Sanders has not signed on to the measure as a co-sponsor.

Gillibrand isn’t an outlier in her backing of carbon taxes this year, but there hasn’t been a groundswell of support, either, for the policy among the 2020 Democratic field.

The idea has been embraced by candidates such as former Rep. John Delaney (D-Md.) and South Bend, Ind., Mayor Pete Buttigieg. Other hopefuls, including Sen. Michael Bennet (D-Colo.), have sidestepped the idea.

Carbon tax is ‘very weak’

One candidate to watch on carbon taxes is Washington Gov. Jay Inslee. He has made climate change the top priority during his Democratic primary campaign, and during his time as governor he tried — but failed — to put a carbon tax in place (Climatewire, Jan. 18).

So far, his presidential campaign has focused on other ideas, such as slashing carbon pollution in cars, buildings and power plants.

It’s a nod, perhaps, to the political challenges of a carbon tax, which go back 10 years to the failed effort among Democrats to pass a carbon cap-and-trade bill. That measure, led by then-Reps. Henry Waxman (D-Calif.) and Ed Markey (D-Mass.), passed the House but stalled in the Senate.

"You can get enormous benefit without, perhaps, a carbon-pricing system," Inslee told NBC News in January. "That should not totally take it out of consideration, but there’s many, many ways to skin this cat."
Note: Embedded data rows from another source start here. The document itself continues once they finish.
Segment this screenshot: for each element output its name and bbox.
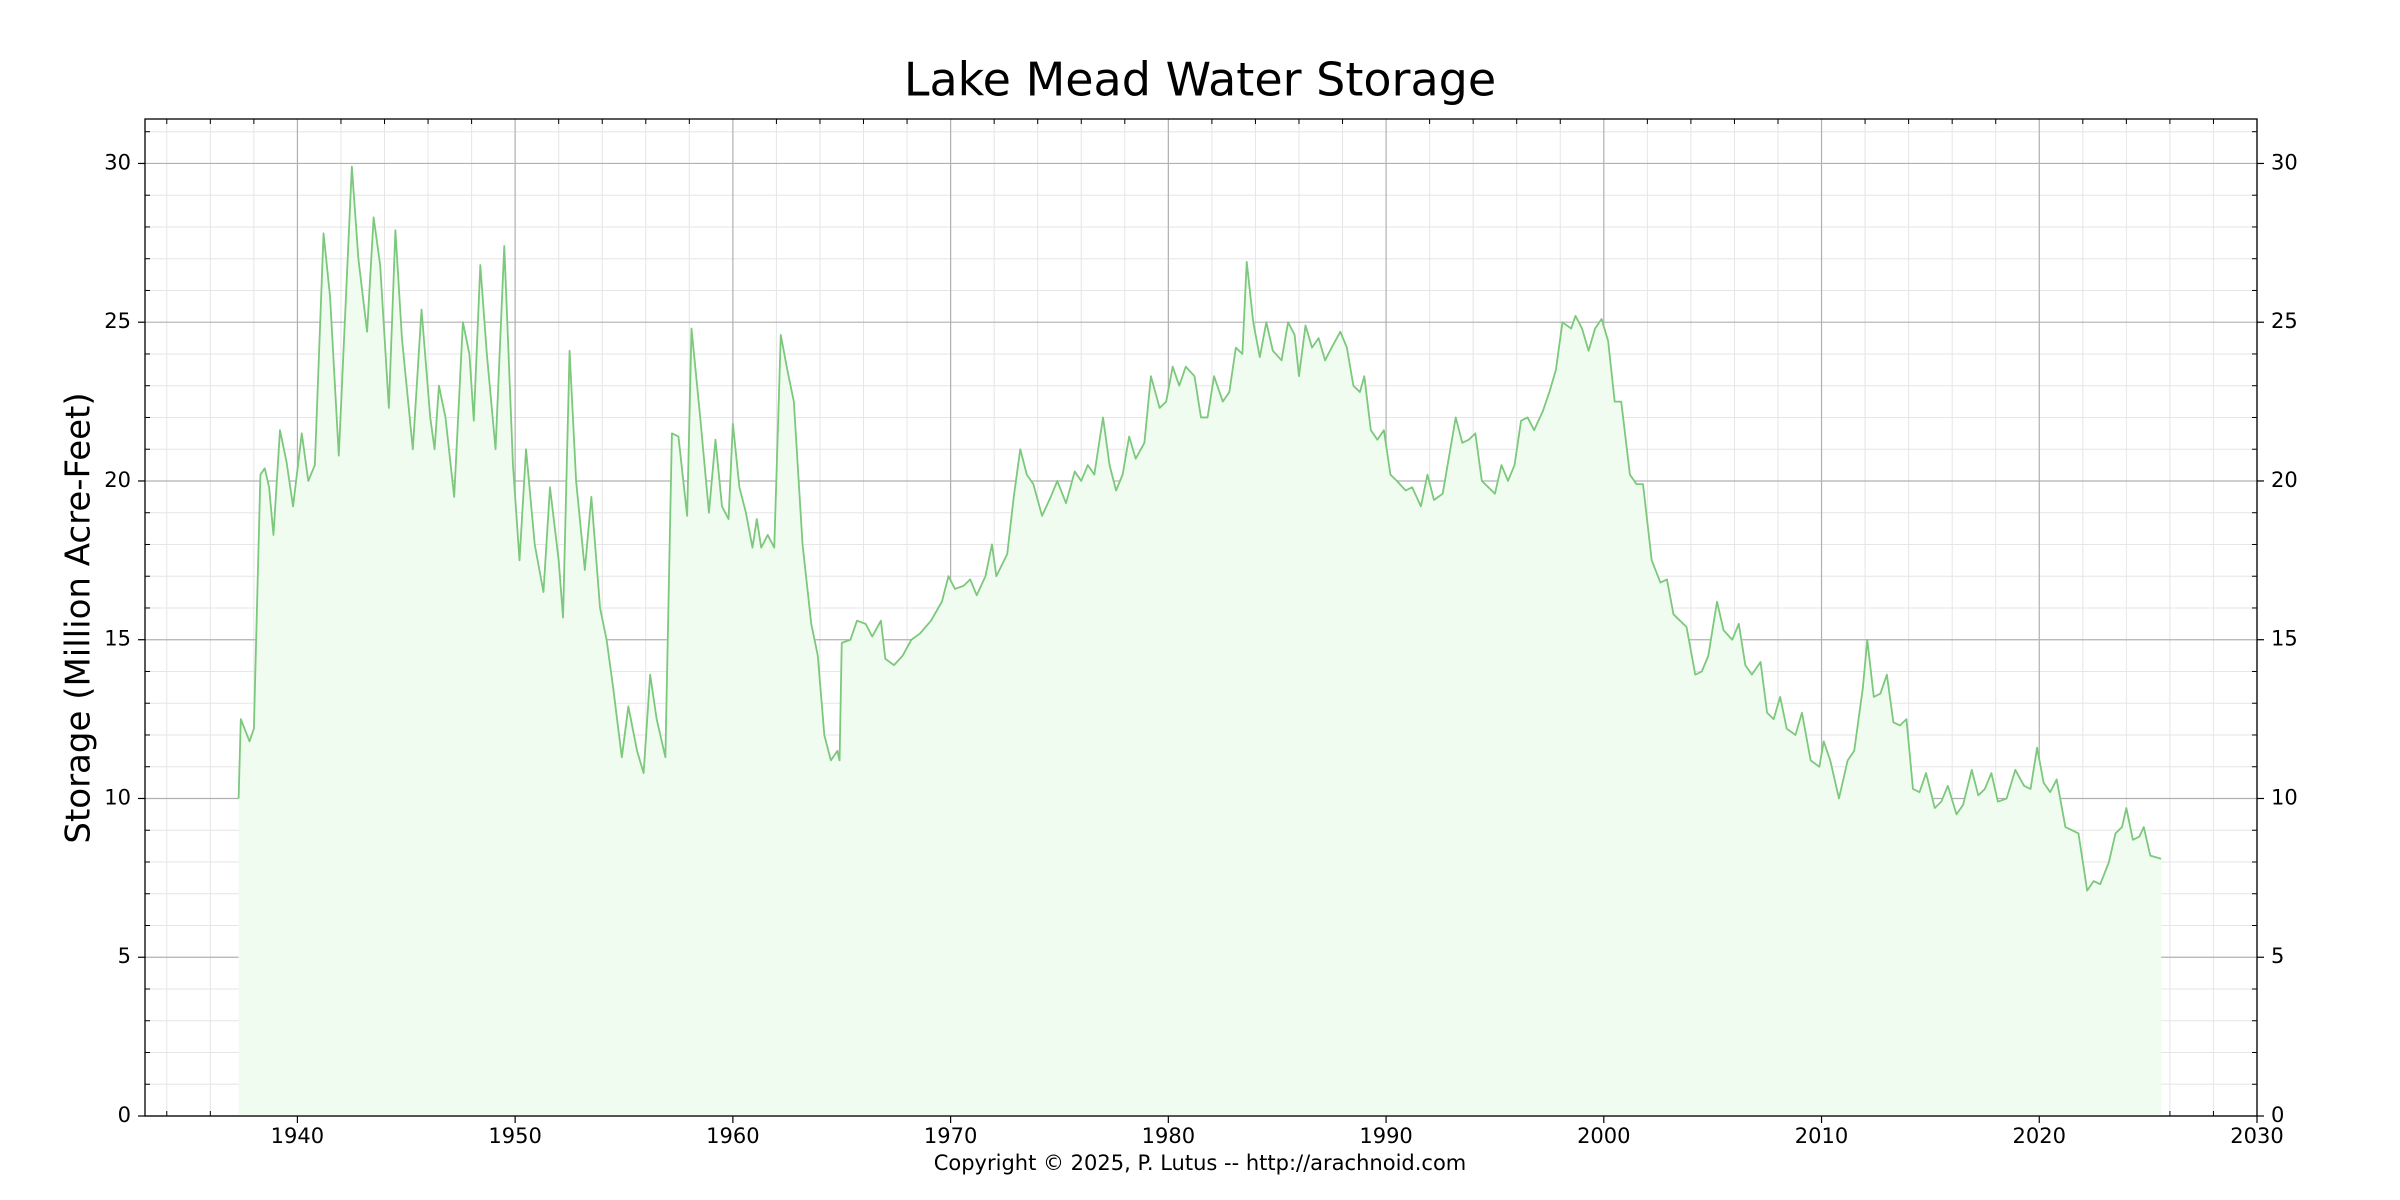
x-tick-label: 2010: [1795, 1124, 1848, 1148]
chart-title: Lake Mead Water Storage: [904, 53, 1496, 107]
y-tick-label: 10: [104, 785, 131, 809]
x-tick-label: 2020: [2013, 1124, 2066, 1148]
y-tick-label: 25: [104, 309, 131, 333]
y-tick-label-right: 5: [2271, 944, 2284, 968]
y-tick-label-right: 0: [2271, 1103, 2284, 1127]
x-tick-label: 1980: [1142, 1124, 1195, 1148]
area: [238, 166, 2162, 1116]
y-tick-label: 15: [104, 627, 131, 651]
y-tick-label: 20: [104, 468, 131, 492]
x-tick-label: 1940: [271, 1124, 324, 1148]
y-axis-label: Storage (Million Acre-Feet): [59, 392, 99, 843]
y-tick-label-right: 25: [2271, 309, 2298, 333]
plot-frame: [144, 118, 2258, 1117]
y-tick-label: 0: [118, 1103, 131, 1127]
x-tick-label: 1970: [924, 1124, 977, 1148]
line: [237, 165, 2162, 892]
y-tick-label-right: 20: [2271, 468, 2298, 492]
x-tick-label: 1990: [1359, 1124, 1412, 1148]
y-tick-label: 5: [118, 944, 131, 968]
y-tick-label-right: 10: [2271, 785, 2298, 809]
y-tick-label: 30: [104, 150, 131, 174]
x-tick-label: 2000: [1577, 1124, 1630, 1148]
y-tick-label-right: 15: [2271, 627, 2298, 651]
footer: Copyright © 2025, P. Lutus -- http://ara…: [934, 1151, 1467, 1175]
x-tick-label: 1950: [488, 1124, 541, 1148]
y-tick-label-right: 30: [2271, 150, 2298, 174]
x-tick-label: 1960: [706, 1124, 759, 1148]
x-tick-label: 2030: [2230, 1124, 2283, 1148]
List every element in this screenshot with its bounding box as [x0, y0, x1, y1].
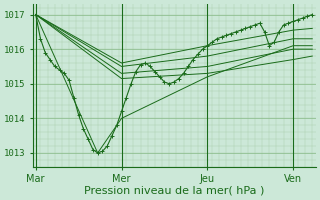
X-axis label: Pression niveau de la mer( hPa ): Pression niveau de la mer( hPa ) — [84, 186, 265, 196]
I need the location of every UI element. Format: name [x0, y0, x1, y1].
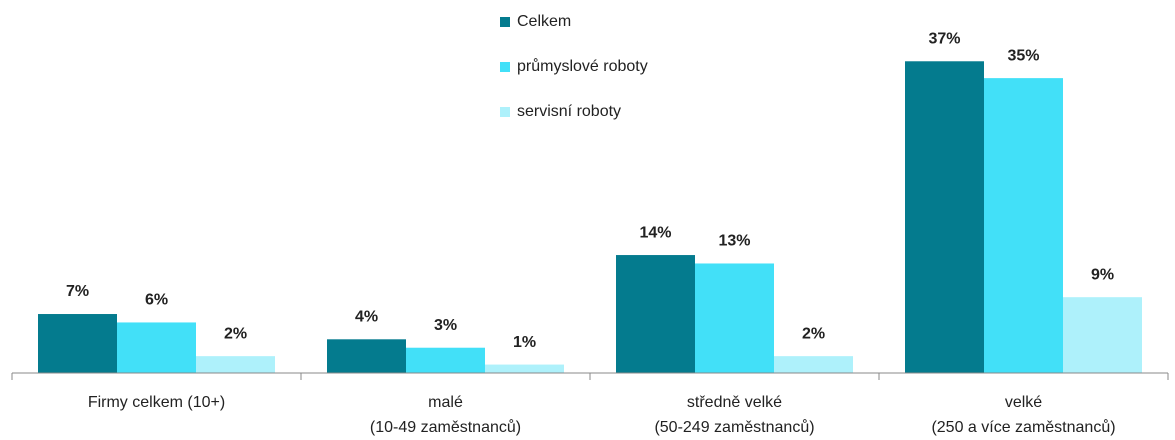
bar [485, 364, 564, 373]
bar [905, 61, 984, 374]
bar [616, 255, 695, 373]
x-tick-label: velké [1005, 394, 1042, 411]
value-label: 3% [434, 317, 457, 334]
value-label: 37% [928, 30, 960, 47]
bar [196, 356, 275, 373]
bar [117, 322, 196, 373]
legend-swatch [500, 107, 510, 117]
bar [38, 314, 117, 373]
x-tick-label: Firmy celkem (10+) [88, 394, 225, 411]
x-tick-label: (50-249 zaměstnanců) [654, 418, 814, 436]
bar [327, 339, 406, 373]
x-tick-label: (10-49 zaměstnanců) [370, 418, 521, 436]
value-label: 2% [224, 325, 247, 342]
value-label: 2% [802, 325, 825, 342]
legend-swatch [500, 17, 510, 27]
value-label: 13% [718, 233, 750, 250]
value-label: 35% [1007, 47, 1039, 64]
legend-swatch [500, 62, 510, 72]
legend-label: Celkem [517, 13, 571, 30]
value-label: 4% [355, 309, 378, 326]
legend-label: servisní roboty [517, 103, 621, 120]
bar [695, 263, 774, 373]
value-label: 6% [145, 292, 168, 309]
x-tick-label: středně velké [687, 394, 782, 411]
value-label: 7% [66, 283, 89, 300]
value-label: 1% [513, 334, 536, 351]
value-label: 9% [1091, 266, 1114, 283]
value-label: 14% [639, 224, 671, 241]
legend-label: průmyslové roboty [517, 57, 648, 75]
bar [1063, 297, 1142, 373]
x-tick-label: (250 a více zaměstnanců) [931, 418, 1115, 436]
bar [774, 356, 853, 373]
x-tick-label: malé [428, 394, 463, 411]
bar [406, 347, 485, 373]
bar [984, 78, 1063, 373]
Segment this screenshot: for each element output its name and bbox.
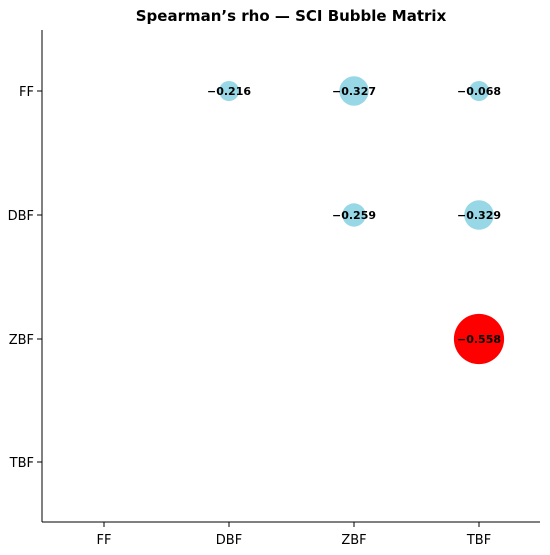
bubble-point [339, 76, 369, 106]
bubbles-layer: −0.216 −0.327 −0.068 −0.259 −0.329 −0.558 [207, 76, 505, 365]
x-tick-label: ZBF [341, 533, 366, 548]
y-tick-label: ZBF [9, 333, 34, 348]
bubble-point [453, 313, 505, 365]
bubble-data-label: −0.068 [457, 85, 501, 98]
bubble-point [464, 200, 494, 230]
x-tick-label: FF [97, 533, 112, 548]
bubble-data-label: −0.216 [207, 85, 251, 98]
x-tick-label: DBF [216, 533, 242, 548]
bubble-point [342, 203, 366, 227]
ticks-layer: FF DBF ZBF TBF FF DBF ZBF TBF [8, 85, 492, 548]
x-tick-label: TBF [466, 533, 491, 548]
bubble-data-label: −0.558 [457, 333, 501, 346]
y-tick-label: DBF [8, 209, 34, 224]
chart-title: Spearman’s rho — SCI Bubble Matrix [136, 7, 447, 25]
bubble-data-label: −0.329 [457, 209, 501, 222]
bubble-data-label: −0.327 [332, 85, 376, 98]
bubble-data-label: −0.259 [332, 209, 376, 222]
bubble-point [219, 81, 239, 101]
bubble-point [469, 81, 489, 101]
y-tick-label: TBF [9, 456, 34, 471]
y-tick-label: FF [19, 85, 34, 100]
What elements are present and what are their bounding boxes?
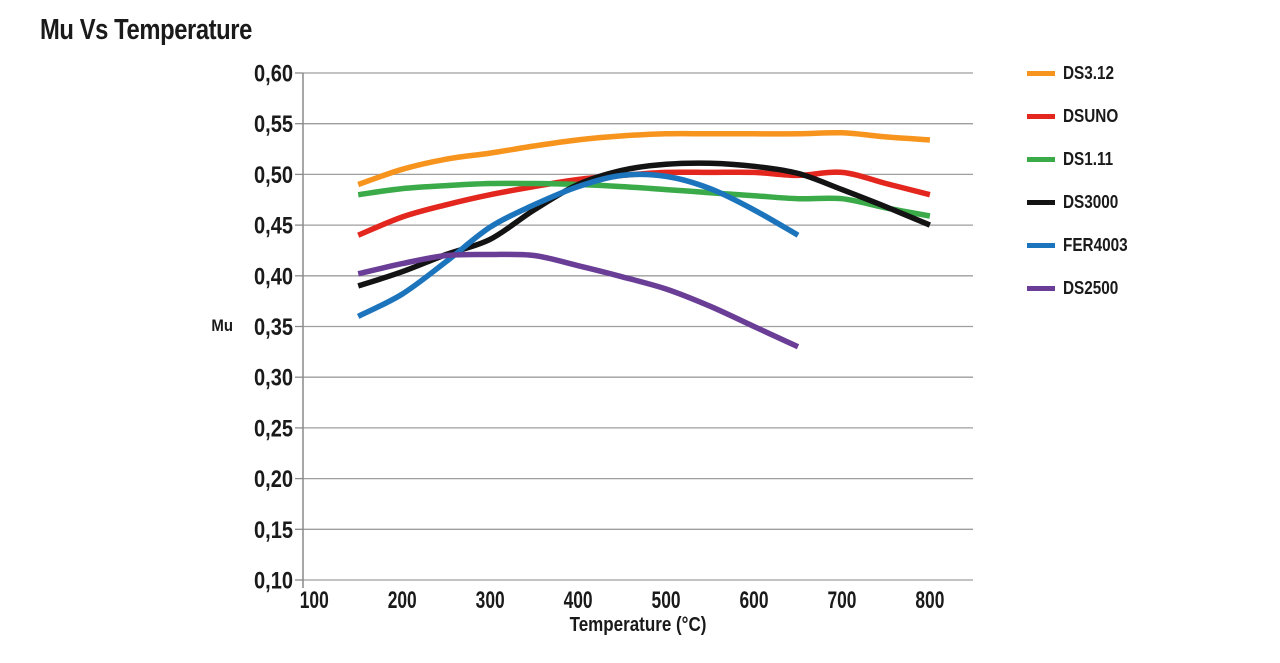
x-tick-label: 700 <box>827 587 856 614</box>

Even Markey, now a senator and Green New Deal advocate, appears to have concerns about carbon pricing and its implementation.

"Now, there were some proposals from the private sector which say: Let’s move to a carbon price. And then I would say: How high is that price? Is it $80 a ton? Is it $100 a ton?" he said recently. "What do you support, Exxon Mobil, when you say you support a price on carbon? What is that price that you support? The price that economists say would be necessary, or is it just some nominal price over here?"

Andrés Bernal, an adviser to Green New Deal champion Rep. Alexandria Ocasio-Cortez (D-N.Y.), said it’s clear that carbon taxes have had trouble gaining political support in the past. And that’s one reason why the idea hasn’t caught fire in the Democratic presidential field.

But he argued that another reason that carbon taxes are taking a back seat to other alternatives is because activists and voters — especially millennial voters — are demanding a more ambitious response to global warming.

"Without having a robust plan to create jobs and create renewable infrastructure, a carbon tax is just a very weak approach," he said.

That doesn’t mean Bernal doesn’t see carbon taxes as part of the equation at some point. But, he added, "I feel we’re very locked into what we can do when we lead with a carbon tax."